You may have been told that there is someone who is similar to you in some way, but have you imagined that there is someone similar to you in everything, including form and action?
This is exactly the case in the worlds of the “Metaverse”, which plans to create a virtual world that simulates the physical world inch by inch and arm by arm, and here comes the new technical trend that is starting to be talked about in what is known as “digital twin”.
real virtual twin
A digital twin is a ‘virtual’ digital replica of anything in the ‘physical’ world, be it a person, an organisation, a system or something else. Digital twins have the unique task of helping to improve responses or provide other responses to what is happening in real life.
So, the creation of these twins bridges the gap between the physical world and the virtual world, and the construction of these virtual digital counterparts is based on the data generated by physical entities, and then these twins allow virtual entities to move alongside their physical counterparts to exist, using them for different purposes.
These twins were initially just advanced three-dimensional computer models, but artificial intelligence, in addition to the new generation of the Internet known as the “Internet of Things”, enabled these twins to use sensors, sensors and artificial intelligence tools that enable them set to connect Physical objects in a digital network.
This means that we can now build anything digital that can learn on its own from its real-world counterpart, and then evolve itself to anticipate the appropriate future responses or decisions it needs to make.
And because it’s an exact copy, the digital twin makes the same decisions you would if you had the same data. It may sound like science fiction, but some believe that these numbers will double in the next decade, and others believe that we will have the first version of digital twins imitating humans before the end of the current decade. It may seem crazy to some, but this matter has become possible in a way that exceeds the will of some to accept or believe.
Although we think we are special and unique, AI has successfully taken its first steps by using the wealth of information available around it to provide inferences and explanations for many things such as our personalities, social behavior and buying tendencies, and ultimately by contributing to understanding and solving the most complex biological dilemmas.
We live in the age of big data, or “data lakes,” so your attitudes, tendencies, overt preferences, and behaviors are all subject to collection.
However, the amount of data that organizations collect is surprising. According to a report published by The Conversation, in 2019 the Walt Disney Company acquired Hulu, whose private record of data collection has been questioned by some.
Most of the apps on your phone are involved in collecting your data, including the coffee ordering app, so should we be concerned about that data collection?

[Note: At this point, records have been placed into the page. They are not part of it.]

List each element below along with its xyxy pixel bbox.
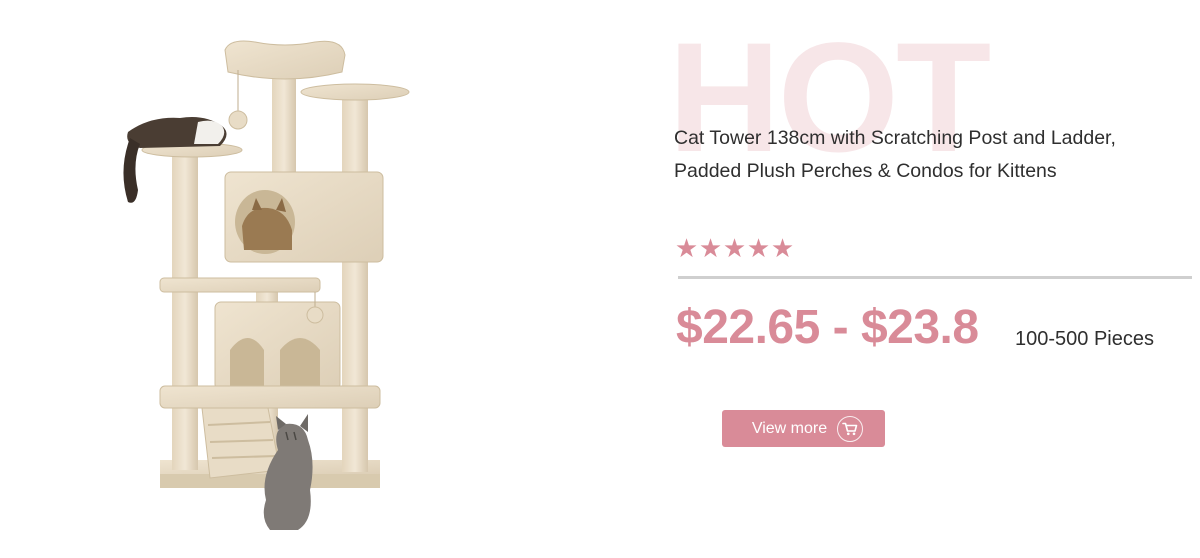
star-icon: ★ <box>674 234 698 264</box>
quantity-range: 100-500 Pieces <box>1015 328 1154 350</box>
divider <box>678 276 1192 279</box>
cart-icon <box>837 415 864 442</box>
view-more-label: View more <box>751 419 828 437</box>
star-icon: ★ <box>698 234 722 264</box>
product-title[interactable]: Cat Tower 138cm with Scratching Post and… <box>674 122 1174 188</box>
star-icon: ★ <box>746 234 770 264</box>
star-icon: ★ <box>722 234 746 264</box>
view-more-button[interactable]: View more <box>722 410 885 447</box>
product-title-line-2[interactable]: Padded Plush Perches & Condos for Kitten… <box>674 155 1174 188</box>
product-title-line-1[interactable]: Cat Tower 138cm with Scratching Post and… <box>674 122 1174 155</box>
star-icon: ★ <box>770 234 794 264</box>
product-image[interactable] <box>110 30 420 535</box>
price-range: $22.65 - $23.8 <box>676 301 979 354</box>
star-rating: ★★★★★ <box>674 234 794 264</box>
cat-tower-illustration <box>123 40 410 530</box>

Performance accuracy is a key factor
The performance accuracy indicator measures how well the digital version matches the performance of the physical target, thus reflecting how realistic the digital twin is to the real world.
In an exciting experience, a player in a driving video game, in which the player uses a keyboard and steering brake, demonstrates lower performance than a driving simulator, which contains all the driving tools found in the real world, such as windshields , pedals, and more.
Digital twins require a high degree of precision to be able to integrate all the data in the real world in real time, which means that if it rains in reality, it will also rain in the simulator.
Currently, human-mimicking digital twins are low-resolution, requiring a wealth of information about an individual’s preferences, biases, and behaviors, as well as other data about an individual’s immediate physical and social environment, to make correct predictions.
So it requires massive sensors to collect and process that data in real-time, making building true digital twins a remote possibility, at least in the near future.
The production of digital twins raises a number of ethical issues related to the integrity of the data, the accuracy of predictions these twins produce, the ability to monitor and update them, and the ownership and availability of these twin.
Predictions about how we will behave depend on the analysis of the data collected from us about our behavior and habits, so the statistics of this data are the primary source for those predictions made by digital twins.
However, these statistics and numbers have specific meanings that are limited to the measurement tools used in data collection and analysis, and do not have absolute meanings. These data are largely reductive, either for convenience or because of the practical limitations of the technology.
These measurements can work well in predicting one context, and fail in another, which brings us to another ethical issue known as the “McNamara Fallacy” or the “Quantitative Fallacy”, which assumes that numbers have abstract meanings that are separate from context, and therefore decisions. is made on the basis of quantitative measures while ignoring other contexts.